Over low heat, roast coriander, cardamom, and cumin seeds, stirring regularly, until fragrant. Remove from heat, and grind spices using a grinder or mortar and pestle. Preheat olive oil in a large sauté pan over medium heat. Season chicken with salt and pepper and add it to the pan in batches, making sure not to crowd the pan. Cook the chicken until brown (about 6 minutes on each side), but not cooked through. Set chicken aside and cut into bite-size pieces once cool. Add butter and onions to the pan and cook for 3 minutes, stirring frequently. Add garlic and ginger to the pan and cook for 30 additional seconds. Once garlic is fragrant, add the chicken, ground spice mixture, additional salt and pepper, and remaining ingredients. Heat to a boil, then decrease heat and simmer for 30 minutes.  Serve curry over rice or with naan, topped with fresh cilantro and sliced lemon. 

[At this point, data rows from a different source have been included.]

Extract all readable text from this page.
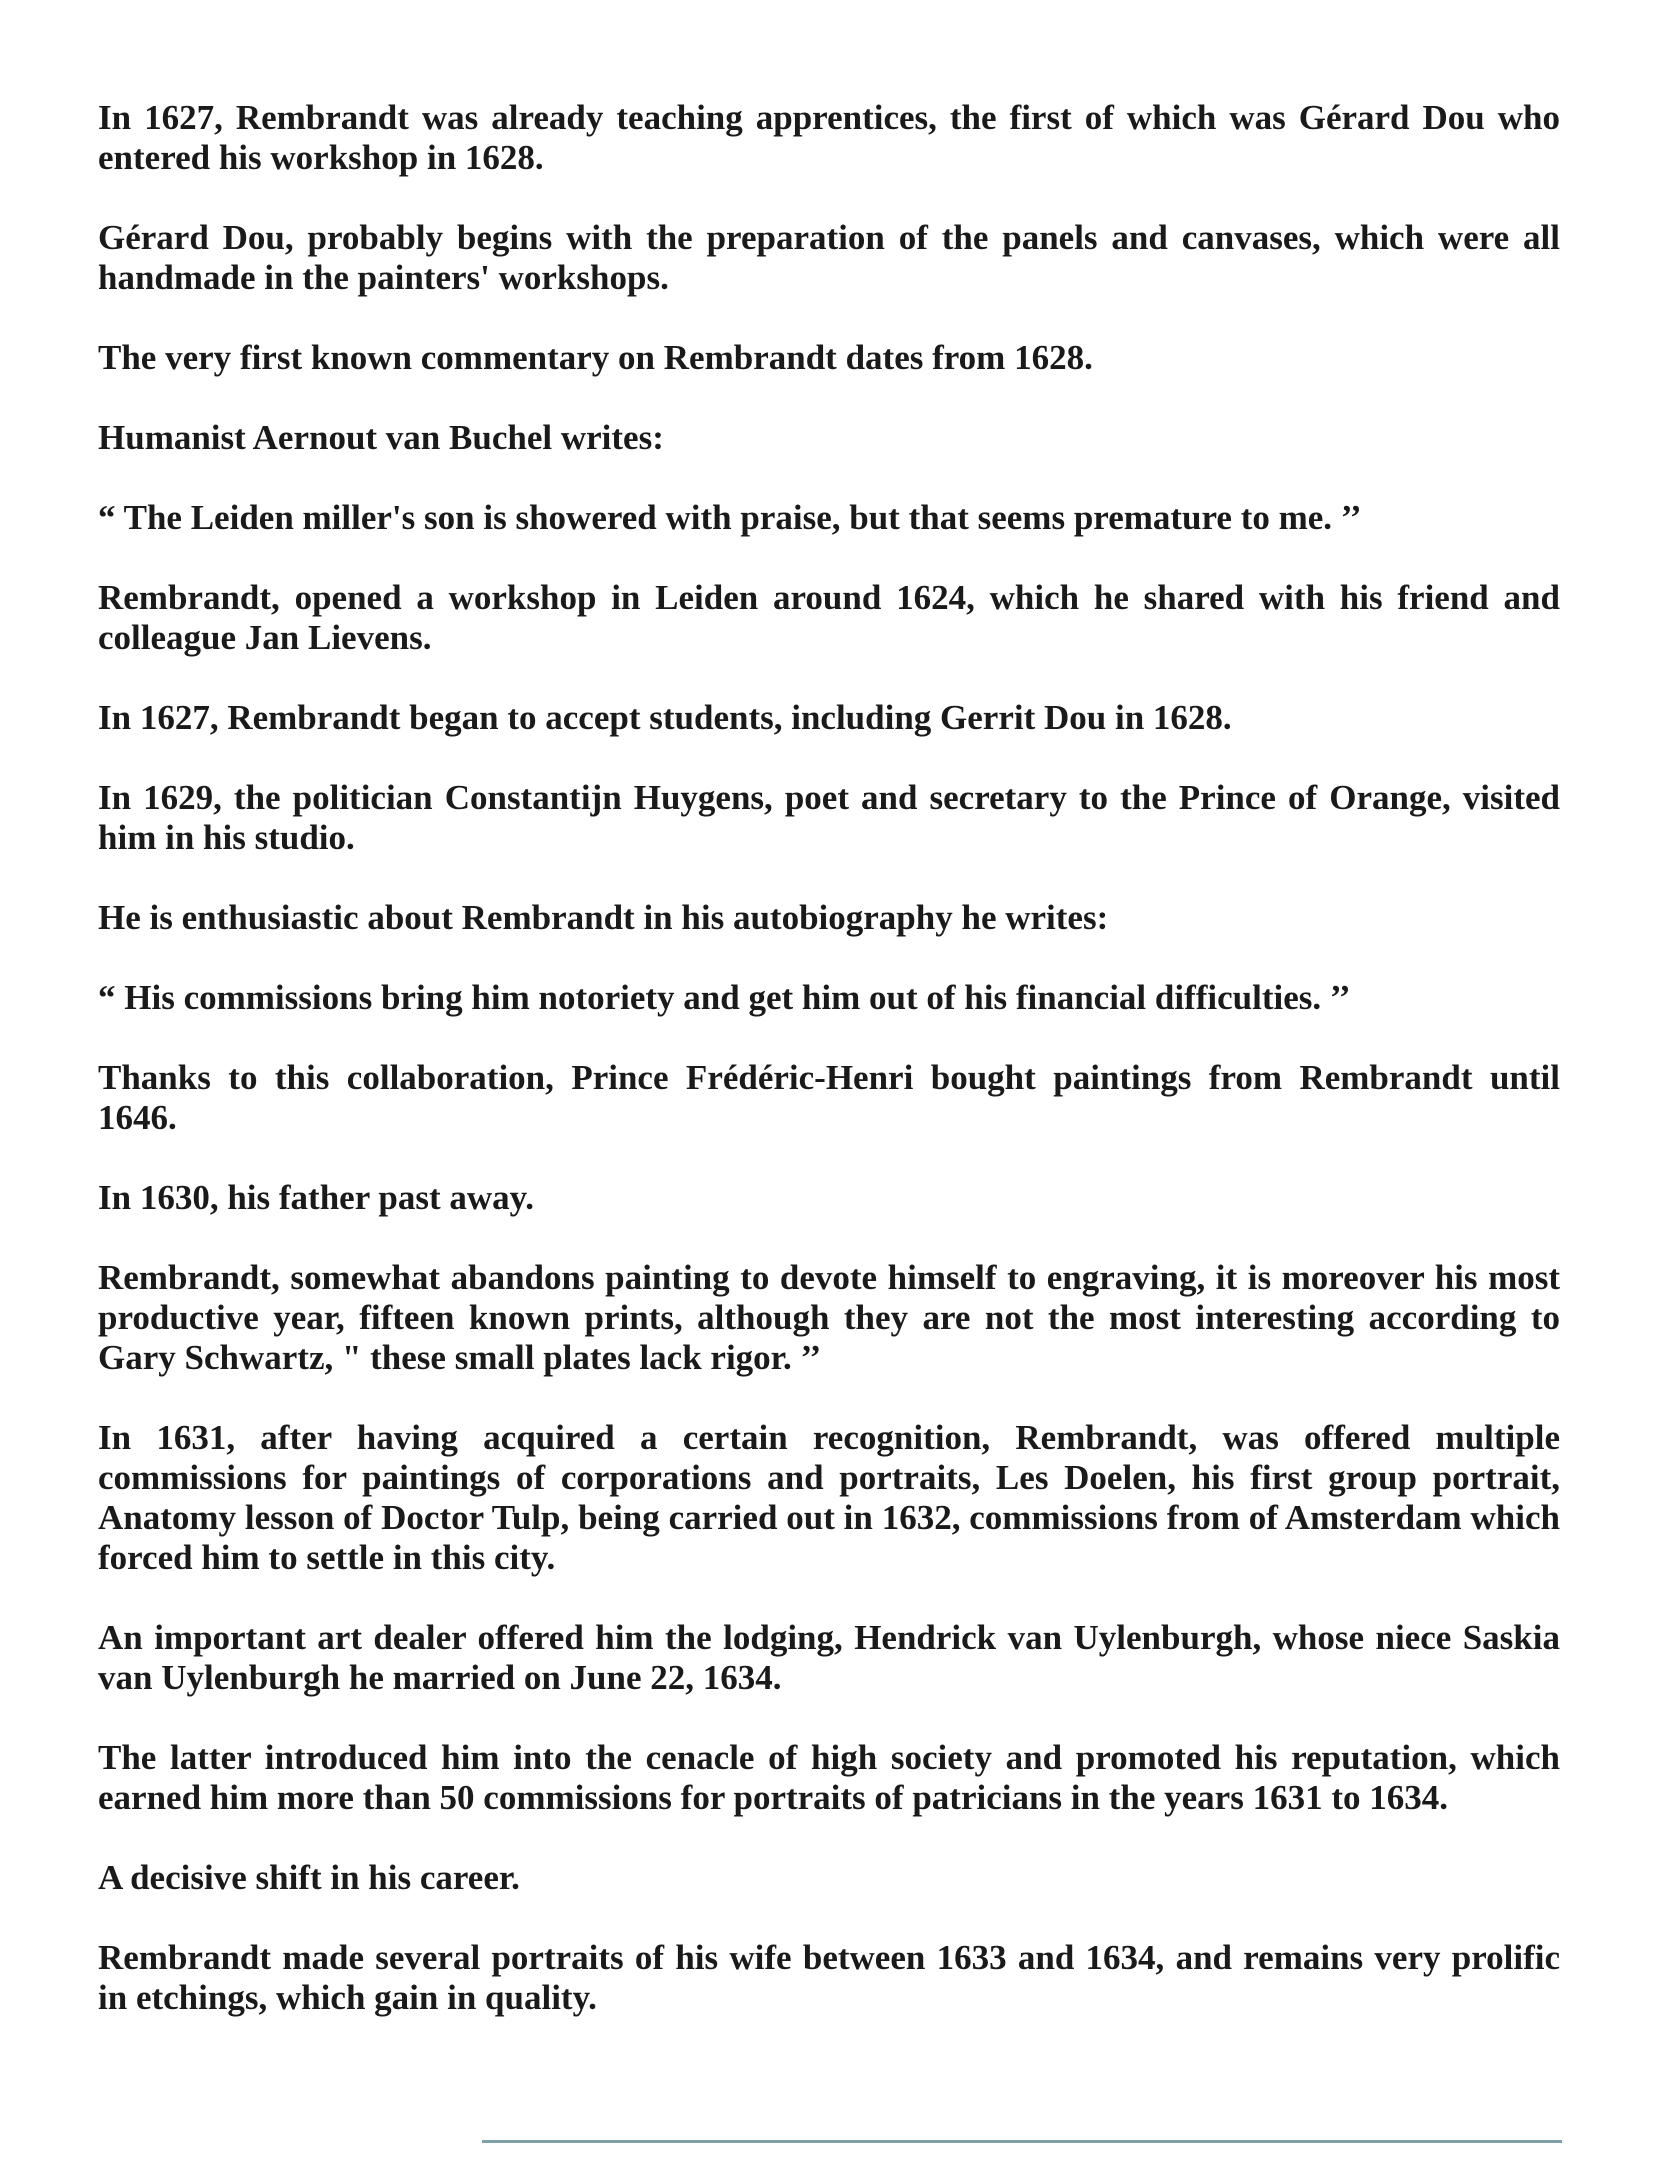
In 1627, Rembrandt was already teaching apprentices, the first of which was Gérard Dou who entered his workshop in 1628.

Gérard Dou, probably begins with the preparation of the panels and canvases, which were all handmade in the painters' workshops.

The very first known commentary on Rembrandt dates from 1628.

Humanist Aernout van Buchel writes:

“ The Leiden miller's son is showered with praise, but that seems premature to me. ’’

Rembrandt, opened a workshop in Leiden around 1624, which he shared with his friend and colleague Jan Lievens.

In 1627, Rembrandt began to accept students, including Gerrit Dou in 1628.

In 1629, the politician Constantijn Huygens, poet and secretary to the Prince of Orange, visited him in his studio.

He is enthusiastic about Rembrandt in his autobiography he writes:

“ His commissions bring him notoriety and get him out of his financial difficulties. ’’

Thanks to this collaboration, Prince Frédéric-Henri bought paintings from Rembrandt until 1646.

In 1630, his father past away.

Rembrandt, somewhat abandons painting to devote himself to engraving, it is moreover his most productive year, fifteen known prints, although they are not the most interesting according to Gary Schwartz, " these small plates lack rigor. ’’

In 1631, after having acquired a certain recognition, Rembrandt, was offered multiple commissions for paintings of corporations and portraits, Les Doelen, his first group portrait, Anatomy lesson of Doctor Tulp, being carried out in 1632, commissions from of Amsterdam which forced him to settle in this city.

An important art dealer offered him the lodging, Hendrick van Uylenburgh, whose niece Saskia van Uylenburgh he married on June 22, 1634.

The latter introduced him into the cenacle of high society and promoted his reputation, which earned him more than 50 commissions for portraits of patricians in the years 1631 to 1634.

A decisive shift in his career.

Rembrandt made several portraits of his wife between 1633 and 1634, and remains very prolific in etchings, which gain in quality.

Green Chicken Curry with Lentils
Serves 4
Prep time: 7 minutes
Inactive prep time: 30 minutes to 8 hours
Cook time: 45 minutes

2 ½ lbs boneless, skinless chicken breast and thighs
(cut into bite-size pieces)
1 medium onion, diced
4 cloves garlic, minced
1 tbsp brown sugar
2 tsp curry powder
2 tsp salt
1 tsp fresh ginger, grated
1 tsp garam masala
1 tsp cardamom
1 tsp turmeric
1 tsp ground cumin
1 tsp ground coriander
2 tbsp olive oil
3 tbsp butter
2 cups chicken broth
Optional: 3/4 cup split lentils, rinsed 
(if omitted, reduce chicken broth to 1 cup)
1 can (about 13.5 oz) full-fat coconut milk

In a leak-proof sealable bag, combine chicken, onion, garlic, and spices. Invert bag several times to combine ingredients. Marinate in the refrigerator for 30 minutes up to 8 hours. In a large sauté pan, melt butter in olive oil over medium heat. Once the butter has melted and becomes fragrant, add marinated chicken, chicken stock, and lentils to the pan. Cook 15 minutes, stirring frequently. Reduce heat to low-medium, add in coconut milk, and simmer (taking care not to boil) mixture for another 10 minutes, until chicken is cooked through and lentils are tender. Serve curry over prepared basmati rice or with naan, garnished with cilantro or basil and lemon wedges.